If your users want to find the right document and read it themselves, you want search. If they want a direct answer to a question, with the document as supporting evidence, you want RAG.
In practice many products do both: a search box that returns results, and an "ask AI" button that runs a RAG flow over the same index.
Common mistakes in beginner RAG systems
A short list of patterns that cause RAG demos to fail in production:
- No hybrid search. Pure vector search misses exact-match queries. Add BM25 from day one.

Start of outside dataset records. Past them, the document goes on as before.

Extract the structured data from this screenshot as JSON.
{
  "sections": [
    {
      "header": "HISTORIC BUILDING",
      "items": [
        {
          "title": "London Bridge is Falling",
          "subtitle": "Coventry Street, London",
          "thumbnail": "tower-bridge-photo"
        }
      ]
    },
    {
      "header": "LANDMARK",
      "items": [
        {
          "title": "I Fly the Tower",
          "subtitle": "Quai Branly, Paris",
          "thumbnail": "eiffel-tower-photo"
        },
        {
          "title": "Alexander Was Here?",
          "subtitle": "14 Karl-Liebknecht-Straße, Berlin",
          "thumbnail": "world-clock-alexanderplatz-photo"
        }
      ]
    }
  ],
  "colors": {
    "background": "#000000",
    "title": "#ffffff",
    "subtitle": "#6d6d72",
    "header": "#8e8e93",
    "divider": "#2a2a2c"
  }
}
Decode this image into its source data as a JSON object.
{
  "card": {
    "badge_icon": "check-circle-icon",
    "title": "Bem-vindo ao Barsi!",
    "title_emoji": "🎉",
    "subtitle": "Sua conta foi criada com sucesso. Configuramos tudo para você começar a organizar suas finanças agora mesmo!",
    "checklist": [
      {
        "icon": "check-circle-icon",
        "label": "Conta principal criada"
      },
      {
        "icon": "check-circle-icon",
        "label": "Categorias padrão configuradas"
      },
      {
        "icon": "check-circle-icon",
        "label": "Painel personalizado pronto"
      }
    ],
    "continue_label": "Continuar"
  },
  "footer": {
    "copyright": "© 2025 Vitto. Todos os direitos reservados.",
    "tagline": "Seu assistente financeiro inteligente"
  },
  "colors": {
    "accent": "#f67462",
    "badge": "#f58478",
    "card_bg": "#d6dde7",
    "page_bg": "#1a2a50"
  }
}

- No reranker. Top-K retrieval is approximate. Without a reranker, you send mediocre chunks to the LLM and the LLM does its best with them — confidently.
- Chunks too big or too small. 500 tokens with 50-token overlap is a reasonable default. Tune from there.
- Chunking without document structure. Splitting by character count alone destroys legal documents, technical specs, and anything with hierarchical headings.
- No "answer only from context" instruction. Without it, the model mixes retrieved content with training data and you lose grounding.
- No "I don't know" path. If the model is not told it can say "the context does not contain this," it confabulates. Always allow the refusal.
- No metadata filtering. Searching the whole corpus when the user is asking about a specific product, time period, or team wastes retrieval slots on irrelevant chunks.
- Same embedding for query and corpus, but no query rewriting. User queries are short and underspecified. Document chunks are long and detailed. The embedding space matches them poorly. Query rewriting (asking an LLM to expand the question first) helps.
- Re-embedding the corpus every deploy. Embeddings cost money. Embed once, store, only re-embed when the chunk content changes.
- No evaluation. "It seems to work in the demo" is not a quality signal. Build a small eval set of 50 questions with known correct answers and run it on every change.
A minimal modern RAG stack
If you are building a new RAG system in 2026, this is a reasonable default:
- Documents → chunked by section/paragraph, ~500 tokens, 50-token overlap
- Embeddings → OpenAI
text-embedding-3-largeor Voyagevoyage-3 - Storage → pgvector if small (< 1M vectors), Pinecone or Qdrant if larger
- Retrieval → hybrid search (BM25 + vectors), top-20
- Reranking → Cohere
rerank-3or BGE reranker, top-5 - Generation → Claude Sonnet 4.6 or GPT-5-class, with "answer only from context" system prompt
- Evaluation → small hand-built eval set + automated re-run on every change
Build this stack, watch where it fails on your data, fix the specific failure rather than swapping components randomly.
Where to go next
- Short definition + the 2026 modern stack as a quick reference: /glossary/rag
- Related concepts: vector databases, semantic search, chunking, reranking, hybrid search
- If you are picking an embedding model: Picking your daily AI covers model selection logic (the same logic applies to embedding model choice)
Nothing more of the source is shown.